Non ha ancora prodotto nulla. Nessun dispositivo lanciato. Nessun fatturato. Solo 55 dipendenti. Eppure vale 6,5 miliardi di dollari. È la nuova magia della Silicon Valley, una magia alimentata da hype, nomi pesanti e una generosa dose di capitali che sfidano qualsiasi logica economica tradizionale. La startup si chiama Io Products, ma avrebbe potuto tranquillamente chiamarsi Unicorn Dust e avrebbe avuto lo stesso effetto sui fondi venture capital.
In cabina di regia, due volti che già da soli valgono la copertina di qualsiasi rivista patinata: Jony Ive, il designer ex Apple che ha disegnato più oggetti di culto di quanti ne abbia mai venduti una Apple Store di Manhattan, e Sam Altman, il demiurgo dell’intelligenza artificiale pop. Non ci voleva la sfera di cristallo per immaginare che, mettendo insieme questi due archetipi – il designer divino e il visionario dell’AI – il risultato sarebbe stato un cocktail micidiale per attrarre investimenti. Quello che sorprende, semmai, è la rapidità con cui il castello di sabbia è stato valutato come fosse un tempio d’oro.
Il fatto è che Io Products è ancora un enigma. I documenti registrati in California raccontano una storia fatta di 220 milioni di dollari raccolti sotto il radar, tra un prestito obbligazionario da 62 milioni e un finanziamento da 160. Thrive Capital, l’azienda di Joshua Kushner, è entrata nel gioco molto prima che il resto del mondo si accorgesse che il re era nudo ma molto fotogenico. Con un investimento iniziale da 30 milioni di dollari, oggi potrebbe trovarsi con una plusvalenza annualizzata del 2.067%. Avete letto bene: duemilasedici percento.

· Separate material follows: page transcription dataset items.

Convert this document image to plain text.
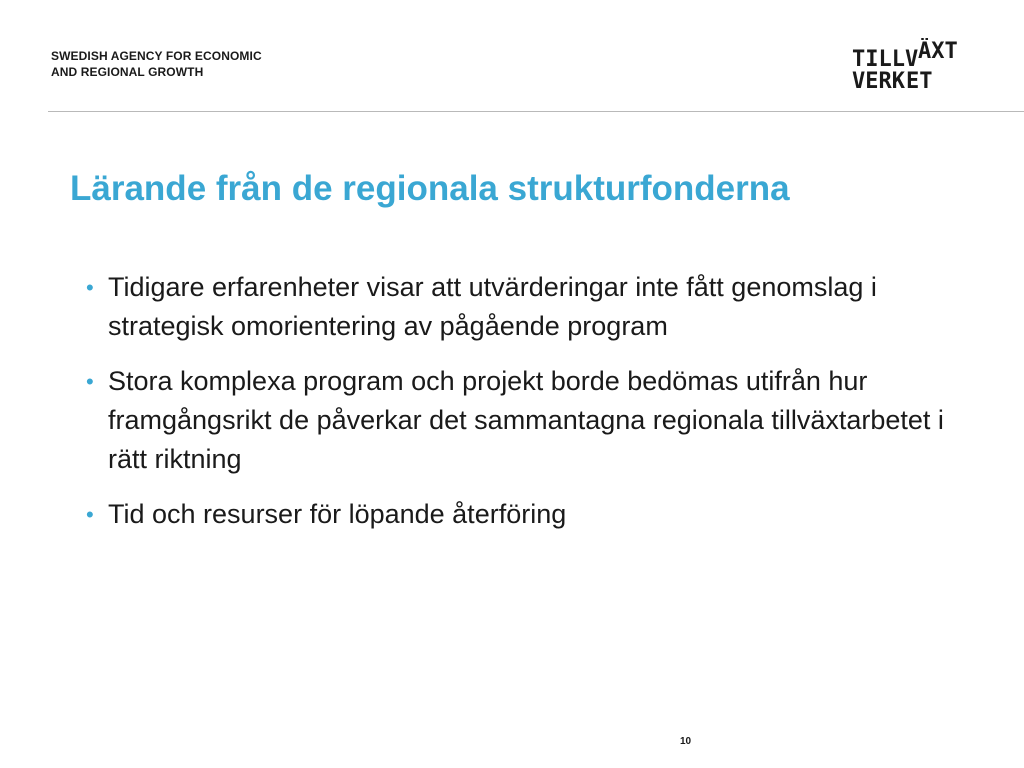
SWEDISH AGENCY FOR ECONOMIC
AND REGIONAL GROWTH	TILLV ÄXT
VERK ET
Lärande från de regionala strukturfonderna
• Tidigare erfarenheter visar att utvärderingar inte fått genomslag i strategisk omorientering av pågående program
• Stora komplexa program och projekt borde bedömas utifrån hur framgångsrikt de påverkar det sammantagna regionala tillväxtarbetet i rätt riktning
• Tid och resurser för löpande återföring
10
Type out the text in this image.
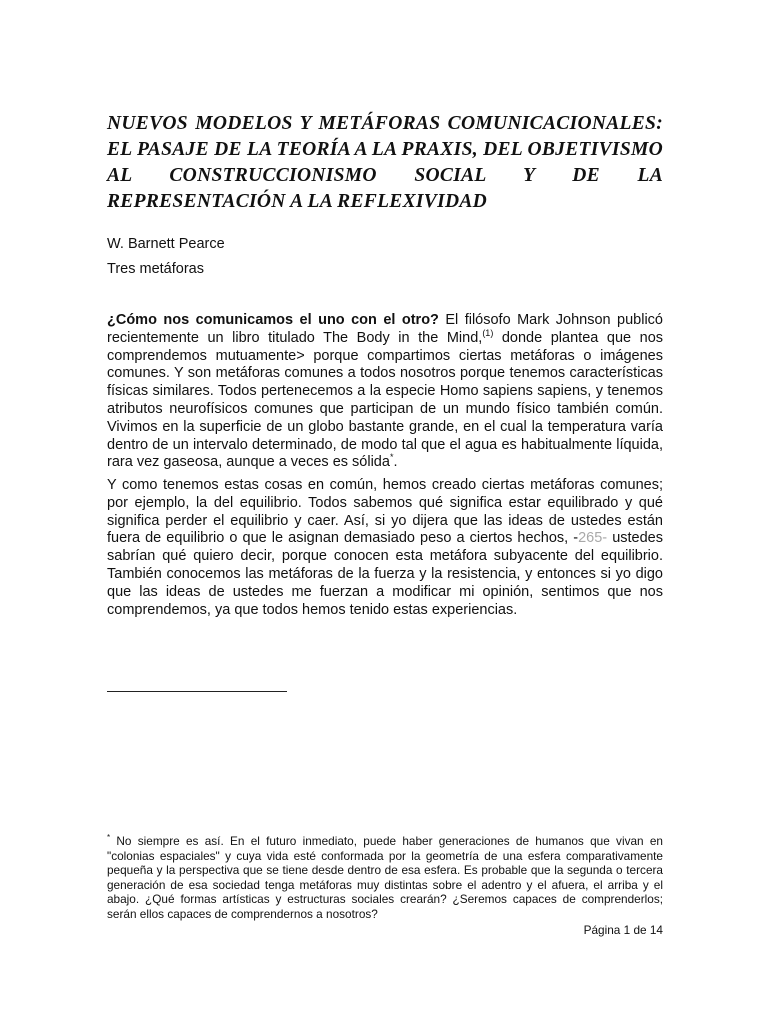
NUEVOS MODELOS Y METÁFORAS COMUNICACIONALES: EL PASAJE DE LA TEORÍA A LA PRAXIS, DEL OBJETIVISMO AL CONSTRUCCIONISMO SOCIAL Y DE LA REPRESENTACIÓN A LA REFLEXIVIDAD

W. Barnett Pearce

Tres metáforas

¿Cómo nos comunicamos el uno con el otro? El filósofo Mark Johnson publicó recientemente un libro titulado The Body in the Mind,$^{(1)}$ donde plantea que nos comprendemos mutuamente> porque compartimos ciertas metáforas o imágenes comunes. Y son metáforas comunes a todos nosotros porque tenemos características físicas similares. Todos pertenecemos a la especie Homo sapiens sapiens, y tenemos atributos neurofísicos comunes que participan de un mundo físico también común. Vivimos en la superficie de un globo bastante grande, en el cual la temperatura varía dentro de un intervalo determinado, de modo tal que el agua es habitualmente líquida, rara vez gaseosa, aunque a veces es sólida*.

Y como tenemos estas cosas en común, hemos creado ciertas metáforas comunes; por ejemplo, la del equilibrio. Todos sabemos qué significa estar equilibrado y qué significa perder el equilibrio y caer. Así, si yo dijera que las ideas de ustedes están fuera de equilibrio o que le asignan demasiado peso a ciertos hechos, -265- ustedes sabrían qué quiero decir, porque conocen esta metáfora subyacente del equilibrio. También conocemos las metáforas de la fuerza y la resistencia, y entonces si yo digo que las ideas de ustedes me fuerzan a modificar mi opinión, sentimos que nos comprendemos, ya que todos hemos tenido estas experiencias.

* No siempre es así. En el futuro inmediato, puede haber generaciones de humanos que vivan en "colonias espaciales" y cuya vida esté conformada por la geometría de una esfera comparativamente pequeña y la perspectiva que se tiene desde dentro de esa esfera. Es probable que la segunda o tercera generación de esa sociedad tenga metáforas muy distintas sobre el adentro y el afuera, el arriba y el abajo. ¿Qué formas artísticas y estructuras sociales crearán? ¿Seremos capaces de comprenderlos; serán ellos capaces de comprendernos a nosotros?

Página 1 de 14
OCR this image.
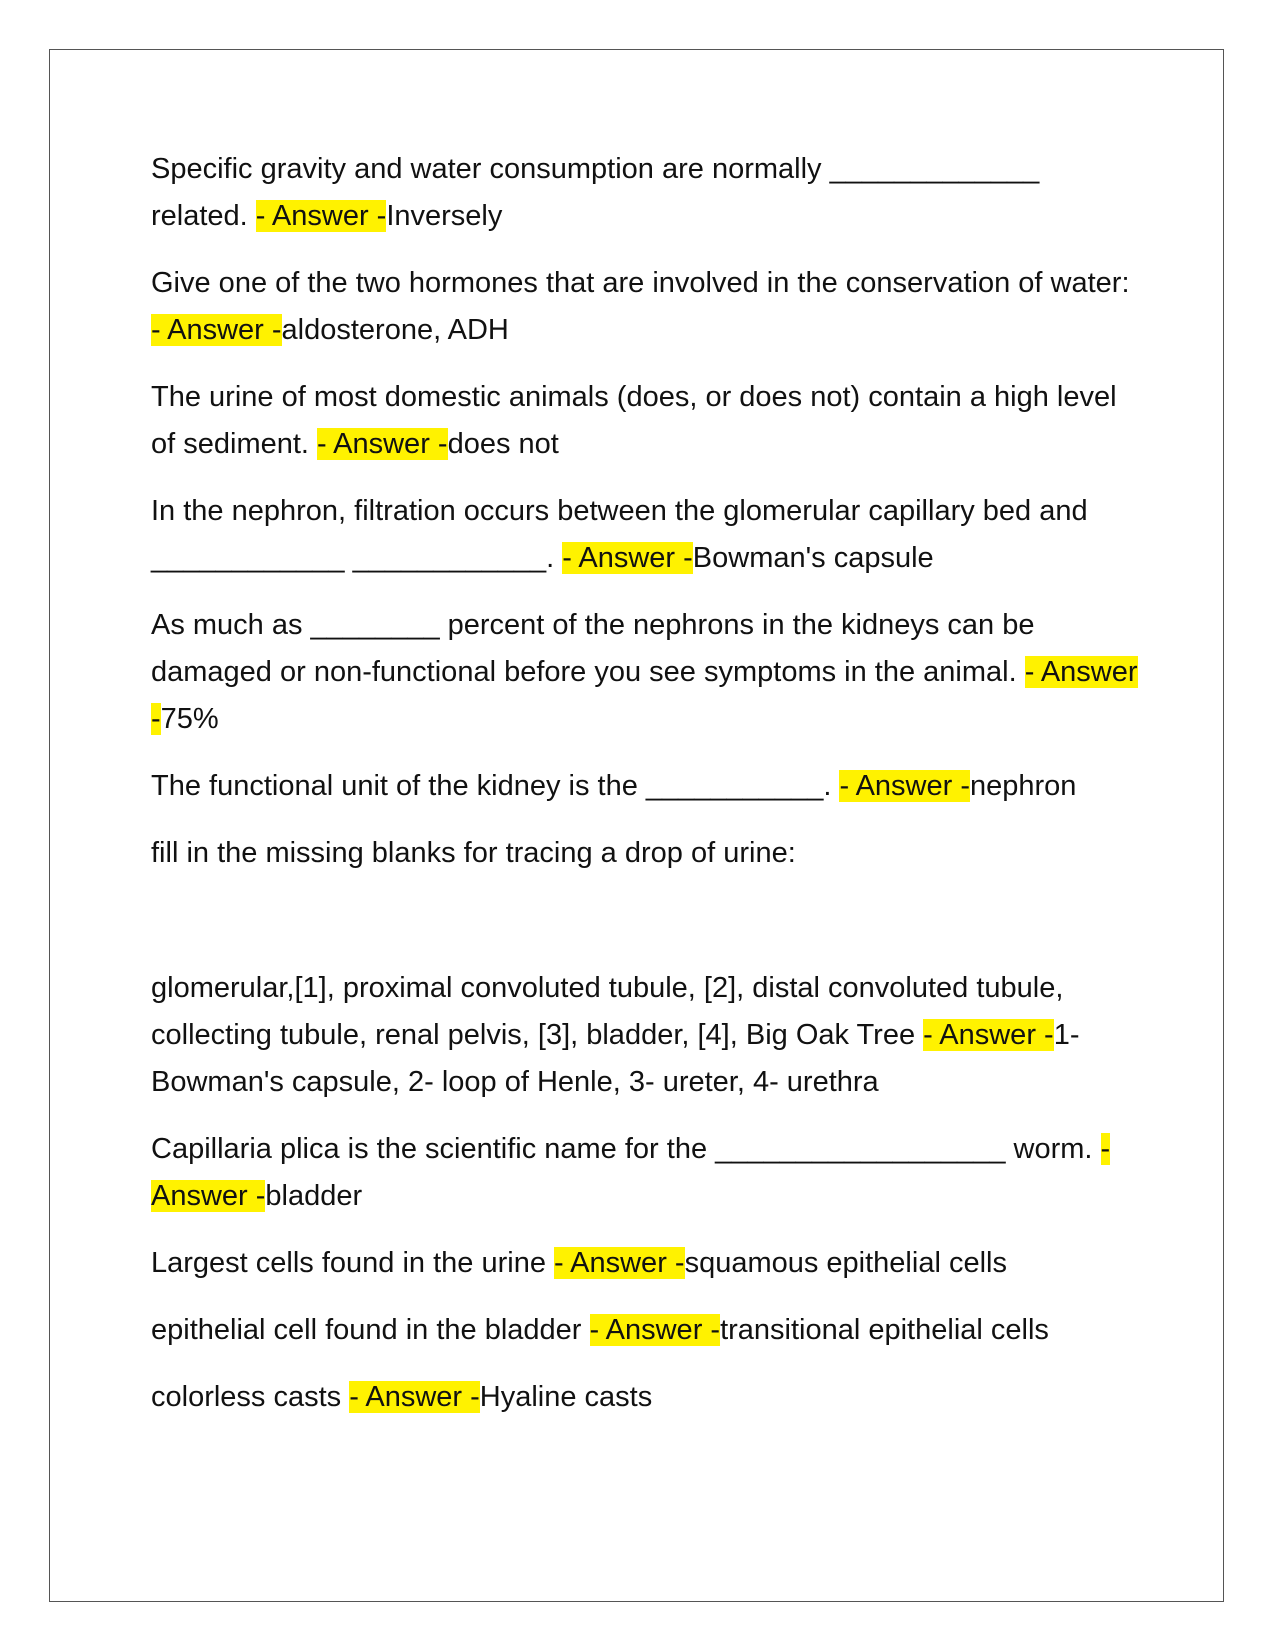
Specific gravity and water consumption are normally _____________ related. - Answer -Inversely

Give one of the two hormones that are involved in the conservation of water: - Answer -aldosterone, ADH

The urine of most domestic animals (does, or does not) contain a high level of sediment. - Answer -does not

In the nephron, filtration occurs between the glomerular capillary bed and ____________ ____________. - Answer -Bowman's capsule

As much as ________ percent of the nephrons in the kidneys can be damaged or non-functional before you see symptoms in the animal. - Answer -75%

The functional unit of the kidney is the ___________. - Answer -nephron

fill in the missing blanks for tracing a drop of urine:

glomerular,[1], proximal convoluted tubule, [2], distal convoluted tubule, collecting tubule, renal pelvis, [3], bladder, [4], Big Oak Tree - Answer -1- Bowman's capsule, 2- loop of Henle, 3- ureter, 4- urethra

Capillaria plica is the scientific name for the __________________ worm. - Answer -bladder

Largest cells found in the urine - Answer -squamous epithelial cells

epithelial cell found in the bladder - Answer -transitional epithelial cells

colorless casts - Answer -Hyaline casts
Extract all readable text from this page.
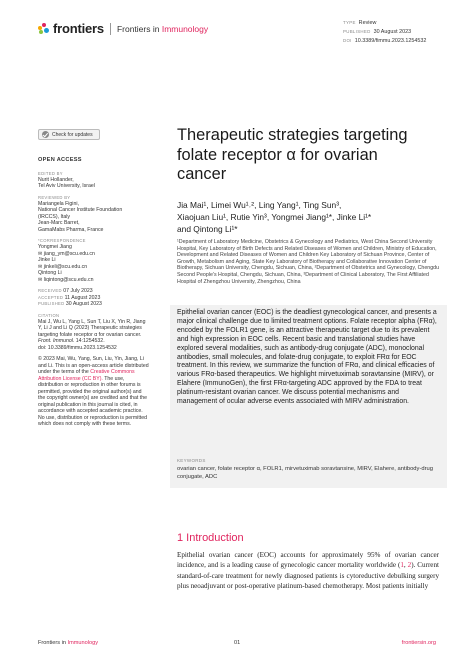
frontiers Frontiers in Immunology
TYPE Review
PUBLISHED 30 August 2023
DOI 10.3389/fimmu.2023.1254532
Check for updates
OPEN ACCESS
EDITED BY
Nurit Hollander,
Tel Aviv University, Israel
REVIEWED BY
Mariangela Figini,
National Cancer Institute Foundation
(IRCCS), Italy
Jean-Marc Barret,
GamaMabs Pharma, France
*CORRESPONDENCE
Yongmei Jiang
✉ jiang_ym@scu.edu.cn
Jinke Li
✉ jinkeli@scu.edu.cn
Qintong Li
✉ liqintong@scu.edu.cn
RECEIVED 07 July 2023
ACCEPTED 11 August 2023
PUBLISHED 30 August 2023
CITATION
Mai J, Wu L, Yang L, Sun T, Liu X, Yin R, Jiang Y, Li J and Li Q (2023) Therapeutic strategies targeting folate receptor α for ovarian cancer. Front. Immunol. 14:1254532.
doi: 10.3389/fimmu.2023.1254532
© 2023 Mai, Wu, Yang, Sun, Liu, Yin, Jiang, Li and Li. This is an open-access article distributed under the terms of the Creative Commons Attribution License (CC BY). The use, distribution or reproduction in other forums is permitted, provided the original author(s) and the copyright owner(s) are credited and that the original publication in this journal is cited, in accordance with accepted academic practice. No use, distribution or reproduction is permitted which does not comply with these terms.
Therapeutic strategies targeting folate receptor α for ovarian cancer
Jia Mai¹, Limei Wu¹˒², Ling Yang¹, Ting Sun³,
Xiaojuan Liu¹, Rutie Yin³, Yongmei Jiang¹*, Jinke Li¹*
and Qintong Li¹*
¹Department of Laboratory Medicine, Obstetrics & Gynecology and Pediatrics, West China Second University Hospital, Key Laboratory of Birth Defects and Related Diseases of Women and Children, Ministry of Education, Development and Related Diseases of Women and Children Key Laboratory of Sichuan Province, Center of Growth, Metabolism and Aging, State Key Laboratory of Biotherapy and Collaborative Innovation Center of Biotherapy, Sichuan University, Chengdu, Sichuan, China, ²Department of Obstetrics and Gynecology, Chengdu Second People's Hospital, Chengdu, Sichuan, China, ³Department of Clinical Laboratory, The First Affiliated Hospital of Zhengzhou University, Zhengzhou, China
Epithelial ovarian cancer (EOC) is the deadliest gynecological cancer, and presents a major clinical challenge due to limited treatment options. Folate receptor alpha (FRα), encoded by the FOLR1 gene, is an attractive therapeutic target due to its prevalent and high expression in EOC cells. Recent basic and translational studies have explored several modalities, such as antibody-drug conjugate (ADC), monoclonal antibodies, small molecules, and folate-drug conjugate, to exploit FRα for EOC treatment. In this review, we summarize the function of FRα, and clinical efficacies of various FRα-based therapeutics. We highlight mirvetuximab soravtansine (MIRV), or Elahere (ImmunoGen), the first FRα-targeting ADC approved by the FDA to treat platinum-resistant ovarian cancer. We discuss potential mechanisms and management of ocular adverse events associated with MIRV administration.
KEYWORDS
ovarian cancer, folate receptor α, FOLR1, mirvetuximab soravtansine, MIRV, Elahere, antibody-drug conjugate, ADC
1 Introduction
Epithelial ovarian cancer (EOC) accounts for approximately 95% of ovarian cancer incidence, and is a leading cause of gynecologic cancer mortality worldwide (1, 2). Current standard-of-care treatment for newly diagnosed patients is cytoreductive debulking surgery plus neoadjuvant or post-operative platinum-based chemotherapy. Most patients initially
Frontiers in Immunology	01	frontiersin.org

Sembra quasi un remake di Instagram nel 2012, quando Facebook la comprò a un miliardo di dollari senza che avesse ancora generato un solo dollaro. Ma almeno Instagram aveva 30 milioni di utenti. Io Products non ha utenti. Non ha neppure clienti. Non ha un prodotto. Ma ha potenziale. E la parola magica nel venture capital è sempre quella: potenziale. “Non investiamo in ciò che è, ma in ciò che potrebbe essere”. Tradotto: ci scommettiamo, ma se perdiamo fingiamo che fosse tutto parte della strategia.